Retail

Wal-Mart.... Breaking Out To Upside (WMT)

If you think of a retailer hitting a 52-week high during a slowing economy, it seems counterintuitive.  It seems a recession or a slowing consumer spending is good for some retailers.  Enter Wal-Mart Stores Inc. (NYSE: WMT).

If you are Lee Scott and Co. that cuts prices and goes for lower and lower pricing as your strategy, a weakening jobs picture, a tightening credit environment, a lower spending climate, and just outright uncertainty puts more and more folks over at the biggest retailer in the U.S.  Even when things were good they accounted for roughly 10% of all U.S. retail. 
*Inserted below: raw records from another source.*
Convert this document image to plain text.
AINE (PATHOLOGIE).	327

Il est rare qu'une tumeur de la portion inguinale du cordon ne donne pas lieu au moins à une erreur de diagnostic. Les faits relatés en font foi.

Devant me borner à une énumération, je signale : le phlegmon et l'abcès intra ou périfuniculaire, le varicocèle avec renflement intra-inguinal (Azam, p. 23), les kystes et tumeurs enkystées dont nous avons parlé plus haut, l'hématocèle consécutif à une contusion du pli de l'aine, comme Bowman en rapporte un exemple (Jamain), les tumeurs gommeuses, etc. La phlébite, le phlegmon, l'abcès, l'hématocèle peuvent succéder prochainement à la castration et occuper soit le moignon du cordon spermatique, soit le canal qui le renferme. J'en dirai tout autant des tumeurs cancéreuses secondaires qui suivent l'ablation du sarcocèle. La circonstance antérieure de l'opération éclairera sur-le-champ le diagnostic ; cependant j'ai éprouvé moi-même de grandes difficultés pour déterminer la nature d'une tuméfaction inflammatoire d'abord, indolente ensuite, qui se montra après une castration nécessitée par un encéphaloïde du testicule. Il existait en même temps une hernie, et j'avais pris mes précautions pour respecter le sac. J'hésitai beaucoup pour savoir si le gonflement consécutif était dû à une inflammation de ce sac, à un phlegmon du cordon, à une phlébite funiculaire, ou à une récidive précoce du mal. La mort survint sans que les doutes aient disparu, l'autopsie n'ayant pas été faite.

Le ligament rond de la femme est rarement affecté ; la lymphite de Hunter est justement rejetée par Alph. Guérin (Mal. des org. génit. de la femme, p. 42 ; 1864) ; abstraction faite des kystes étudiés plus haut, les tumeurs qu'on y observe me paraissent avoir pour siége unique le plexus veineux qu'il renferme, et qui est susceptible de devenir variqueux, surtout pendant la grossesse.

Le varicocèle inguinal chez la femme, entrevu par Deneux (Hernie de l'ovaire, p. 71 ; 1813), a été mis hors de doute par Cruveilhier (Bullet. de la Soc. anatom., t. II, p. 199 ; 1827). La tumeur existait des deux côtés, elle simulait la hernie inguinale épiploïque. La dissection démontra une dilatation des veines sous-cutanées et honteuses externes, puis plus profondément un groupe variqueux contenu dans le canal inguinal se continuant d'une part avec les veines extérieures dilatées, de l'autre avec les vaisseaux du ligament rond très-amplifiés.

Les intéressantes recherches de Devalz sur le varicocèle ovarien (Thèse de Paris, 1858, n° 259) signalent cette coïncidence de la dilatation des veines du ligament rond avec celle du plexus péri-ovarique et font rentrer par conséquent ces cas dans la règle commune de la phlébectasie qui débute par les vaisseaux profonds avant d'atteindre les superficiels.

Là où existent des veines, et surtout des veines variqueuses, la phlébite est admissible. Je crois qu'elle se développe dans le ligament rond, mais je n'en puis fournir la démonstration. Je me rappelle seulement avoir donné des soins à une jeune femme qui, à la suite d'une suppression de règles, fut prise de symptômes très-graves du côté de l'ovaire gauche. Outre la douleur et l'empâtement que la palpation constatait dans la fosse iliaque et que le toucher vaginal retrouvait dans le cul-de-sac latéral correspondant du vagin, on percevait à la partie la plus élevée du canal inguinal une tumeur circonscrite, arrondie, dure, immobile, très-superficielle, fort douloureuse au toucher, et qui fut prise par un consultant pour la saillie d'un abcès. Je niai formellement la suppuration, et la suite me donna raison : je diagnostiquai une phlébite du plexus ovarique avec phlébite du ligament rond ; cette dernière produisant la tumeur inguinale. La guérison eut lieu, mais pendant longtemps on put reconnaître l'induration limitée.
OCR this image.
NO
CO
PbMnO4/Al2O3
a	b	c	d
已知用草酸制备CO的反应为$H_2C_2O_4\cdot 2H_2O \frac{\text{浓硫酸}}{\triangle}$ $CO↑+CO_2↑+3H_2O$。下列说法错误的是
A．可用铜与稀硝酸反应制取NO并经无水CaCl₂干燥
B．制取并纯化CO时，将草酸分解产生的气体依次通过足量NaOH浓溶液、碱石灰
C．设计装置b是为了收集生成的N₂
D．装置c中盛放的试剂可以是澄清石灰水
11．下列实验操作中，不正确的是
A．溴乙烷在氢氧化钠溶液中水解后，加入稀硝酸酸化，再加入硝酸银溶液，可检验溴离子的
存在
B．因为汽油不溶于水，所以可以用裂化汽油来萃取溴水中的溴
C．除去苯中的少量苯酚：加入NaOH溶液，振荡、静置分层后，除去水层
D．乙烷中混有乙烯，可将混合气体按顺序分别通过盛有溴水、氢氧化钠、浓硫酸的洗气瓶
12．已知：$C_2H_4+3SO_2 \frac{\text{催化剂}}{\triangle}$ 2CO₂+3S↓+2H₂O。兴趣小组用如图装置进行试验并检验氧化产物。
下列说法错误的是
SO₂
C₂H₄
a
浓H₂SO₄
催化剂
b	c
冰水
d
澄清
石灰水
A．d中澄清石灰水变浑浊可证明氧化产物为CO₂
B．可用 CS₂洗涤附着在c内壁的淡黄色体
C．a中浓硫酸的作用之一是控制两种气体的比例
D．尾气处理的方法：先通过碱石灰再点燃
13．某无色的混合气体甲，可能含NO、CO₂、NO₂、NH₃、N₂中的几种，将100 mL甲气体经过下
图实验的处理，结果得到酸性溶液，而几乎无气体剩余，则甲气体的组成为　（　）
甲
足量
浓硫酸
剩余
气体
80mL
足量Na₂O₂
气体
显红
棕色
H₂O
The stock market may have seen more gains and financial stocks and retail stocks may have recovered, but Main Street is still getting worse.  The market is supposed to start discounting events for one to three quarters ahead depending on whom you speak to.  Joe Public can’t act as a discounting mechanism.  Most people spend what they have, and when they start running out of credit or start getting scared about their pocketbook they curb their habits.  Last time we checked, people still have to buy food, clothes, consumer staples, and other consumer goods whether times are good or when they are bad.

The current environment has saved Wal-Mart and much of the criticism about it.  The prior 52-week trading range was $42.09 to $51.57.  Shares are up to $53.34 late in the afternoon.  This actually looks like the highest point since earlier in 2005.  It’s really hard to congratulate the company, but that’s the stock market for you.  Foes one day, old pals the next.